PG&E Temiz Enerji Ulaşım Direktörü Lydia Krefta'ya göre, 2024'ün 1. çeyreği itibarıyla 600.000'den fazla elektrikli araç, şarj için elektrik şirketine bağımlı. Bu rakam, 2024'ün 2. çeyreği itibarıyla Kaliforniya'nın yaklaşık 2 milyon kayıtlı elektrikli aracının dörtte birinden fazlasını oluşturuyor. PG&E, 2030 yılına kadar 3 milyon elektrikli araca güç sağlamayı bekliyor ve Krefta, şirketin bu güç ihtiyacını karşılama yolunda ilerlediğini belirtti. Ancak aynı zamanda yetişmeye de çalışıyor.
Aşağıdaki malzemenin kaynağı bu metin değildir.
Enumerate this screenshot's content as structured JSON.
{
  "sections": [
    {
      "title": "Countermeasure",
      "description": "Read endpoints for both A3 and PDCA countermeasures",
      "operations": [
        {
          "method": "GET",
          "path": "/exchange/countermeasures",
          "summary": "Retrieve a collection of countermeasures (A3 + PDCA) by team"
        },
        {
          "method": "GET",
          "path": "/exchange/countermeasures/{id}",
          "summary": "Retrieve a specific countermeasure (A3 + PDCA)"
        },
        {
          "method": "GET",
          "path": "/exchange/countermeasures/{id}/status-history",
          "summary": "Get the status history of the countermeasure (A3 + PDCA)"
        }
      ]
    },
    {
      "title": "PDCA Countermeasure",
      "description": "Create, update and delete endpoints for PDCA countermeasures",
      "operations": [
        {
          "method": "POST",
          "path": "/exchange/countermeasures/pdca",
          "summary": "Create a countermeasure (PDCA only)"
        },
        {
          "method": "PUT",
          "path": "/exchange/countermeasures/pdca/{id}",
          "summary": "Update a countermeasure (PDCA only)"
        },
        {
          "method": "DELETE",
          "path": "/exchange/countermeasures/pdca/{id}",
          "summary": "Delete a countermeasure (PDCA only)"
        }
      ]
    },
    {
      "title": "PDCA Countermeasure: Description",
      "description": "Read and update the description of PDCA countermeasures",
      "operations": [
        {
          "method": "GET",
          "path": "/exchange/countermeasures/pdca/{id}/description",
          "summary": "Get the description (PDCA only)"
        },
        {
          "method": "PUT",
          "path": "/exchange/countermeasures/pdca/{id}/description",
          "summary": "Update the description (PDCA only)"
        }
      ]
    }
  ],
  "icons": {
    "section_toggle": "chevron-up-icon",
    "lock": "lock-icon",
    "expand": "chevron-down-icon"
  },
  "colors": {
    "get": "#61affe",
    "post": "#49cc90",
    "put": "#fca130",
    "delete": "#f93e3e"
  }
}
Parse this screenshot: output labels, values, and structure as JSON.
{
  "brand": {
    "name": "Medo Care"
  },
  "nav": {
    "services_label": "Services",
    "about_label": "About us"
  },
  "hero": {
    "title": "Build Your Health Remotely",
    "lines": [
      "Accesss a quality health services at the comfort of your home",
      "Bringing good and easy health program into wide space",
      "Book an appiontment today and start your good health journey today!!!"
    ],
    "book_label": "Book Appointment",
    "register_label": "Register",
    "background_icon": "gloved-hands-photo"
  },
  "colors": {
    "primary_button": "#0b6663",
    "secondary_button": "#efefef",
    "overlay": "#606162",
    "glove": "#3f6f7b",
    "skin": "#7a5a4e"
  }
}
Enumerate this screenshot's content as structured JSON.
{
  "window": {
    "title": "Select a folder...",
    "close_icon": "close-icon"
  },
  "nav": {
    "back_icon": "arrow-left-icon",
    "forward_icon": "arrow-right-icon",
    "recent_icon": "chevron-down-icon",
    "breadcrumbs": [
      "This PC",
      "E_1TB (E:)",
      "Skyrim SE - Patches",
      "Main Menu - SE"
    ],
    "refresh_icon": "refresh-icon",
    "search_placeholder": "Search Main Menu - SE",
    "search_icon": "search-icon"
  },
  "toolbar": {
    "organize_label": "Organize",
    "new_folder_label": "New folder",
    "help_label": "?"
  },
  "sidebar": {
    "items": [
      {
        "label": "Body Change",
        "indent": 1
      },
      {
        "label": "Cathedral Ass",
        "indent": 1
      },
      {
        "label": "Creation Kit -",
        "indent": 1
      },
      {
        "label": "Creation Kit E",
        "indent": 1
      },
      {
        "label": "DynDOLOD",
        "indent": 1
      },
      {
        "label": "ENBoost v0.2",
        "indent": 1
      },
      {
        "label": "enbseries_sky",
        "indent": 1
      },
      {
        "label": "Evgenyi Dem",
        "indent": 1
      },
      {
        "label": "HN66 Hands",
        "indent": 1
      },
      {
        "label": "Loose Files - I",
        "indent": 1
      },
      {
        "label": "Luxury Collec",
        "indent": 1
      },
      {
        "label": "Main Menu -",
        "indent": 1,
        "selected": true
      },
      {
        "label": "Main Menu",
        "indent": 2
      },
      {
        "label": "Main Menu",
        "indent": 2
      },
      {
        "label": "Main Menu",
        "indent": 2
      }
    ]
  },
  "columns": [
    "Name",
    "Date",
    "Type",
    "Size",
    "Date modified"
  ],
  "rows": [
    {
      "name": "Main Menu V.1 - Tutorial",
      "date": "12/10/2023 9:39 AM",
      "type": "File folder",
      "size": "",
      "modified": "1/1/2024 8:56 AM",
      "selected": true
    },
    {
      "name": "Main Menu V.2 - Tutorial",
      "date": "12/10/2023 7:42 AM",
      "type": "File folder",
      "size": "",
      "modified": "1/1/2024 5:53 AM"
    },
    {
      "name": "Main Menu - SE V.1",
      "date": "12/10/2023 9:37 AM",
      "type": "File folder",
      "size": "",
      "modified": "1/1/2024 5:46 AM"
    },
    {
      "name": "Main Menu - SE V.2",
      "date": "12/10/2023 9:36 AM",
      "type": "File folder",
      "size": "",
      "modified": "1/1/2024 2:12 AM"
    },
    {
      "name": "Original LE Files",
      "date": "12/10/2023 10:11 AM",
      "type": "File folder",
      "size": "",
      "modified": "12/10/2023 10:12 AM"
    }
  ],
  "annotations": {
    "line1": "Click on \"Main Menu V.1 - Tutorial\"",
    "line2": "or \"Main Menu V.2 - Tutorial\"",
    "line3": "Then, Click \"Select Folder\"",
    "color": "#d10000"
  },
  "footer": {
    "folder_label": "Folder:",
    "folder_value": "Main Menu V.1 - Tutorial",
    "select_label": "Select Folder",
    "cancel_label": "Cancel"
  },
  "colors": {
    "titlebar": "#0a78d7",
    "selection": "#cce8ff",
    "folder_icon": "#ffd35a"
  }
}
Belirsiz Bir Geleceğe Planlama

Neredeyse tüm işletmeler belirsiz bir geleceğe hazırlıklı olmalı, ancak elektrik şirketleri için süreç daha da karmaşık çünkü kamu hizmeti komisyonları tarafından düzenleniyorlar ve önceden belirlenmiş finansman döngülerine bağlılar. PG&E'nin şebeke altyapısı iyileştirmeleri için son finansman talebi 2021'de gerçekleşti ve analiz 2019'dan geldiği için beklentileri karşılayamadı. Krefta, "Daha önceki tahminler elektrikli araç büyümesini öngörmüyordu" dedi.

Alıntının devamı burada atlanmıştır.